🤖 AI Summary
GANs frequently suffer from poor generation quality and inadequate mode coverage on complex manifold data, primarily because the standard adversarial loss cannot eliminate regions of positive Lebesgue measure in the generated manifold that deviate from the true data manifold. This work provides the first theoretical characterization of this fundamental limitation and proposes Score-Matching Regularization (SMaRt), a plug-and-play technique that integrates a gradient-based regularizer—derived from an off-the-shelf pre-trained diffusion model’s approximate score function—into the GAN training objective to continuously pull generated samples toward the true data manifold. SMaRt is architecture-agnostic and compatible with mainstream GAN frameworks. On ImageNet 64×64, it reduces Aurora’s FID from 8.87 to 7.11—a level competitive with state-of-the-art single-step consistency models. Extensive experiments across multiple benchmarks consistently demonstrate improved generation quality and diversity for leading GANs.
📝 Abstract
Generative adversarial networks (GANs) usually struggle in learning from highly diverse data, whose underlying manifold is complex. In this work, we revisit the mathematical foundations of GANs, and theoretically reveal that the native adversarial loss for GAN training is insufficient to fix the problem of subsets with positive Lebesgue measure of the generated data manifold lying out of the real data manifold.
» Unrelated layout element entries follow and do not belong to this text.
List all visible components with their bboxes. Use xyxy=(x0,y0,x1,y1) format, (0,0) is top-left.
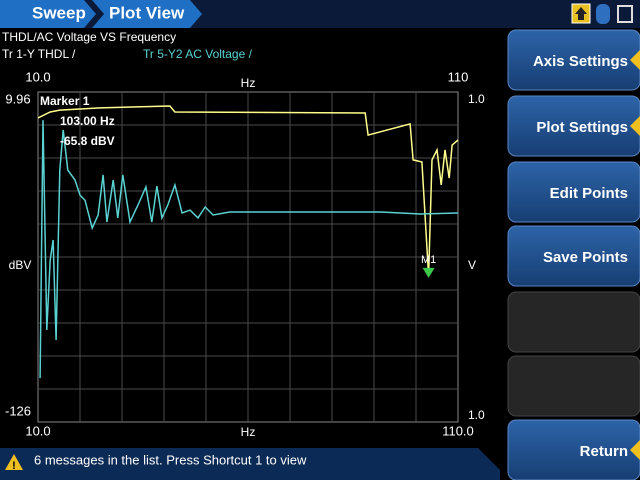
y-tick-label: -126 xyxy=(5,403,31,418)
series-line xyxy=(39,120,459,379)
home-glyph xyxy=(575,7,587,20)
menu-button-label: Save Points xyxy=(543,249,628,266)
submenu-indicator xyxy=(630,50,640,70)
warning-glyph: ! xyxy=(12,460,16,472)
tab-sweep[interactable] xyxy=(0,0,96,28)
x-tick-label: 110.0 xyxy=(442,423,474,438)
marker-value: -65.8 dBV xyxy=(60,134,115,148)
warning-icon xyxy=(5,454,23,470)
legend-entry: Tr 1-Y THDL / xyxy=(2,47,76,61)
submenu-indicator xyxy=(630,116,640,136)
menu-button[interactable] xyxy=(507,29,640,91)
marker-frequency: 103.00 Hz xyxy=(60,114,115,128)
y2-tick-label: 1.0 xyxy=(468,92,485,106)
x-tick-label: 10.0 xyxy=(25,423,50,438)
tab-label: Plot View xyxy=(109,3,185,22)
y-tick-label: 9.96 xyxy=(5,91,30,106)
x-axis-label: Hz xyxy=(241,76,256,90)
tab-plot-view[interactable] xyxy=(92,0,202,28)
menu-button-empty xyxy=(507,355,640,417)
y-axis-label: dBV xyxy=(9,258,32,272)
legend-entry: Tr 5-Y2 AC Voltage / xyxy=(143,47,253,61)
status-bar xyxy=(0,448,500,480)
y2-tick-label: 1.0 xyxy=(468,408,485,422)
menu-button[interactable] xyxy=(507,95,640,157)
marker-symbol[interactable] xyxy=(422,267,435,278)
submenu-indicator xyxy=(630,440,640,460)
series-line xyxy=(37,105,459,276)
chart-title: THDL/AC Voltage VS Frequency xyxy=(2,30,176,44)
x-tick-label: 110 xyxy=(448,69,469,84)
menu-button[interactable] xyxy=(507,161,640,223)
x-axis-label: Hz xyxy=(241,425,256,439)
menu-button-label: Return xyxy=(580,443,628,460)
bluetooth-icon xyxy=(596,4,610,24)
x-tick-label: 10.0 xyxy=(25,69,50,84)
menu-button[interactable] xyxy=(507,225,640,287)
marker-title: Marker 1 xyxy=(40,94,90,108)
marker-label: M1 xyxy=(421,254,436,266)
usb-icon xyxy=(617,5,633,23)
status-message[interactable]: 6 messages in the list. Press Shortcut 1… xyxy=(34,452,307,467)
menu-button-label: Plot Settings xyxy=(536,119,628,136)
menu-button-empty xyxy=(507,291,640,353)
menu-button[interactable] xyxy=(507,419,640,480)
y2-axis-label: V xyxy=(468,258,476,272)
menu-button-label: Edit Points xyxy=(550,185,628,202)
menu-button-label: Axis Settings xyxy=(533,53,628,70)
tab-label: Sweep xyxy=(32,3,86,22)
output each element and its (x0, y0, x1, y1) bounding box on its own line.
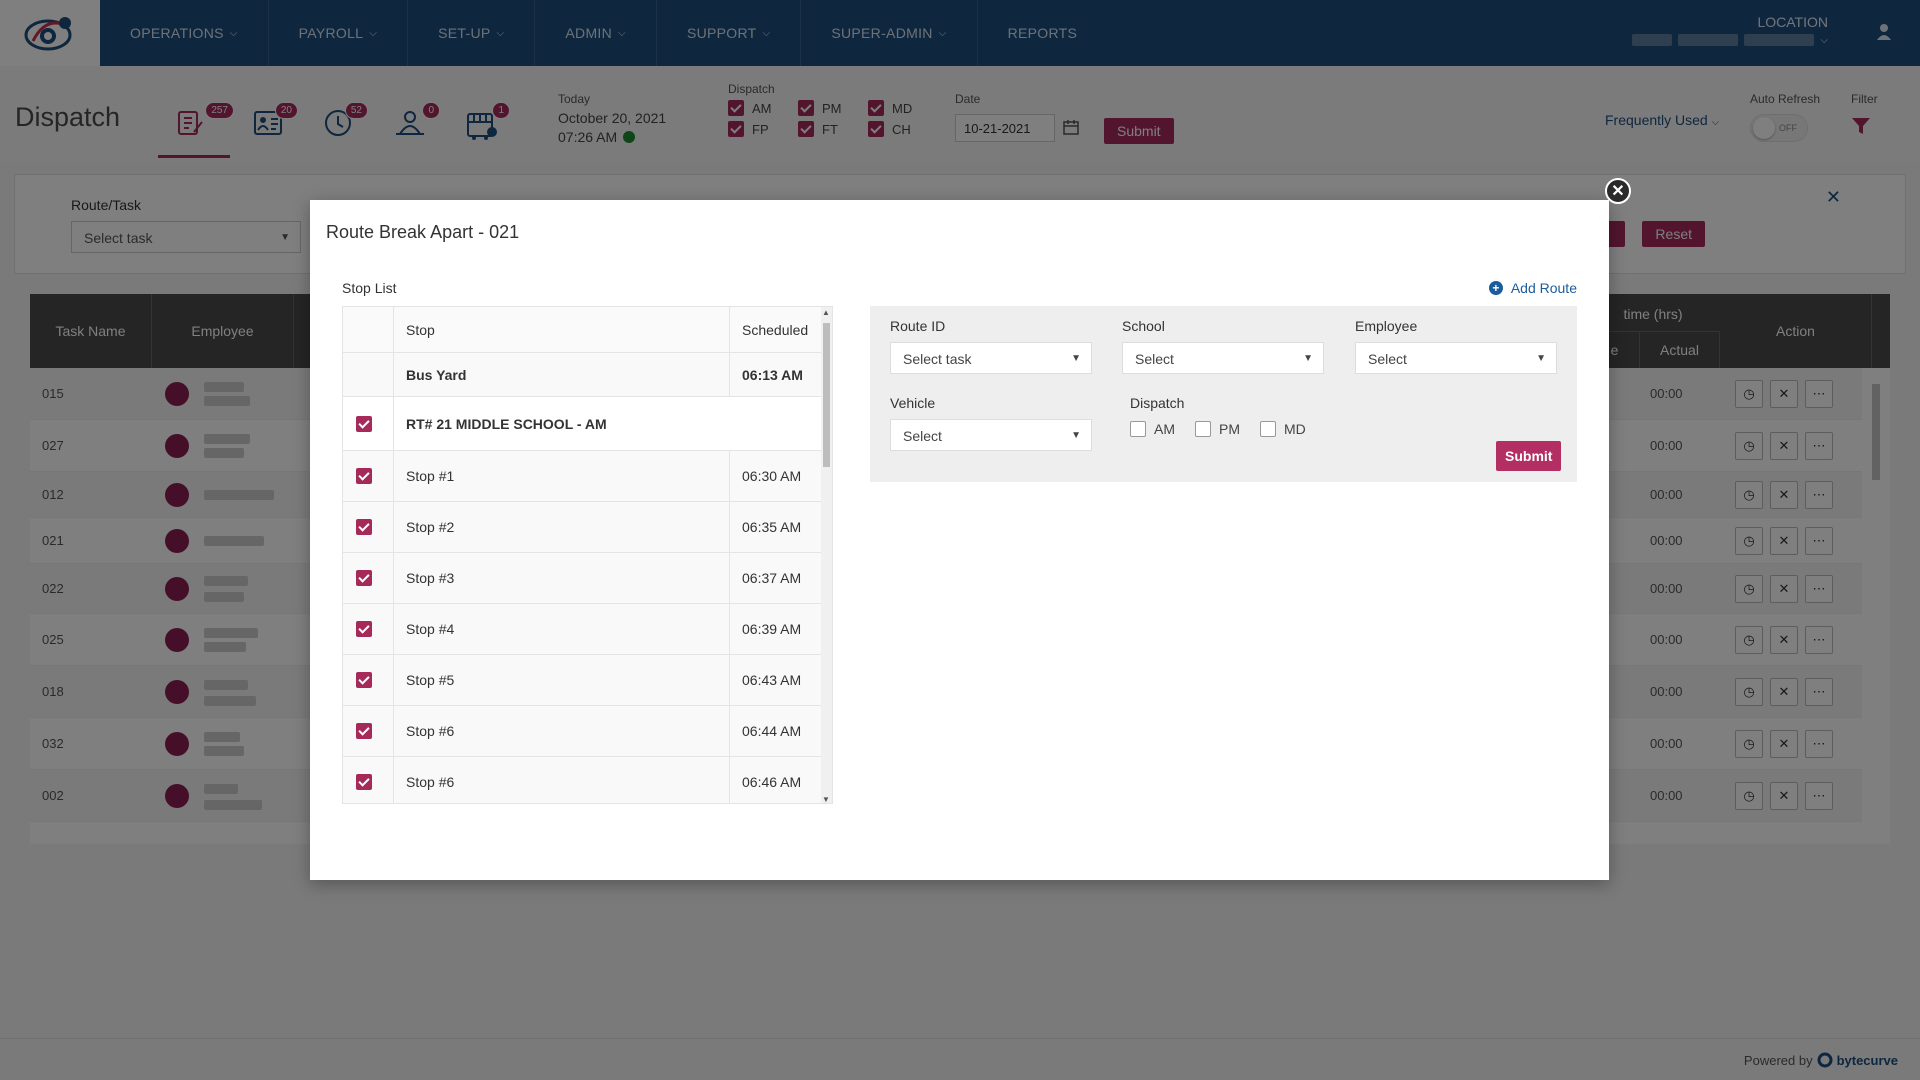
checkbox-checked-icon[interactable] (356, 415, 372, 432)
add-route-button[interactable]: + Add Route (1488, 280, 1577, 296)
stop-row[interactable]: Stop #4 06:39 AM (343, 604, 823, 655)
stop-list-table: Stop Scheduled Bus Yard 06:13 AM RT# 21 … (342, 306, 833, 804)
stop-list-label: Stop List (342, 280, 397, 296)
checkbox-checked-icon[interactable] (356, 672, 372, 688)
checkbox-checked-icon[interactable] (356, 621, 372, 637)
stop-row[interactable]: Stop #6 06:46 AM (343, 757, 823, 803)
stop-row[interactable]: Stop #6 06:44 AM (343, 706, 823, 757)
scroll-up-icon[interactable]: ▲ (822, 308, 830, 317)
form-submit-button[interactable]: Submit (1496, 441, 1562, 471)
checkbox-checked-icon[interactable] (356, 519, 372, 535)
employee-label: Employee (1355, 318, 1418, 334)
caret-down-icon: ▼ (1303, 353, 1313, 364)
stop-row[interactable]: Stop #1 06:30 AM (343, 451, 823, 502)
scheduled-column-header: Scheduled (729, 307, 823, 352)
caret-down-icon: ▼ (1071, 430, 1081, 441)
stop-column-header: Stop (406, 321, 435, 338)
form-dispatch-am-checkbox[interactable]: AM (1130, 421, 1175, 437)
stop-row[interactable]: Stop #2 06:35 AM (343, 502, 823, 553)
route-id-label: Route ID (890, 318, 946, 334)
scrollbar-thumb[interactable] (823, 323, 830, 467)
route-break-apart-modal: Route Break Apart - 021 Stop List + Add … (310, 200, 1609, 880)
route-id-select[interactable]: Select task ▼ (890, 342, 1092, 374)
checkbox-checked-icon[interactable] (356, 468, 372, 484)
checkbox-icon (1260, 421, 1276, 437)
employee-select[interactable]: Select ▼ (1355, 342, 1557, 374)
caret-down-icon: ▼ (1536, 353, 1546, 364)
stop-list-scrollbar[interactable]: ▲ ▼ (821, 307, 832, 804)
school-select[interactable]: Select ▼ (1122, 342, 1324, 374)
checkbox-checked-icon[interactable] (356, 774, 372, 790)
checkbox-icon (1195, 421, 1211, 437)
form-dispatch-label: Dispatch (1130, 395, 1185, 411)
checkbox-checked-icon[interactable] (356, 723, 372, 739)
stop-table-header: Stop Scheduled (343, 307, 823, 353)
scroll-down-icon[interactable]: ▼ (822, 795, 830, 804)
form-dispatch-pm-checkbox[interactable]: PM (1195, 421, 1240, 437)
route-form: Route ID Select task ▼ School Select ▼ Emp… (870, 306, 1577, 482)
checkbox-icon (1130, 421, 1146, 437)
caret-down-icon: ▼ (1071, 353, 1081, 364)
vehicle-label: Vehicle (890, 395, 936, 411)
modal-title: Route Break Apart - 021 (326, 222, 520, 242)
form-dispatch-md-checkbox[interactable]: MD (1260, 421, 1306, 437)
bus-yard-row: Bus Yard 06:13 AM (343, 353, 823, 397)
stop-row[interactable]: Stop #3 06:37 AM (343, 553, 823, 604)
school-label: School (1122, 318, 1165, 334)
modal-close-icon[interactable]: ✕ (1605, 178, 1631, 204)
stop-row[interactable]: Stop #5 06:43 AM (343, 655, 823, 706)
vehicle-select[interactable]: Select ▼ (890, 419, 1092, 451)
add-circle-icon: + (1488, 281, 1503, 295)
school-row[interactable]: RT# 21 MIDDLE SCHOOL - AM (343, 397, 823, 451)
checkbox-checked-icon[interactable] (356, 570, 372, 586)
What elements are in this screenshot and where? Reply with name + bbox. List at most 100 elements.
Instead, we find that score matching serves as a promising solution to this issue thanks to its capability of persistently pushing the generated data points towards the real data manifold. We thereby propose to improve the optimization of GANs with score matching regularity (SMaRt). Regarding the empirical evidences, we first design a toy example to show that training GANs by the aid of a ground-truth score function can help reproduce the real data distribution more accurately, and then confirm that our approach can consistently boost the synthesis performance of various state-of-the-art GANs on real-world datasets with pre-trained diffusion models acting as the approximate score function. For instance, when training Aurora on the ImageNet 64x64 dataset, we manage to improve FID from 8.87 to 7.11, on par with the performance of one-step consistency model. The source code will be made public.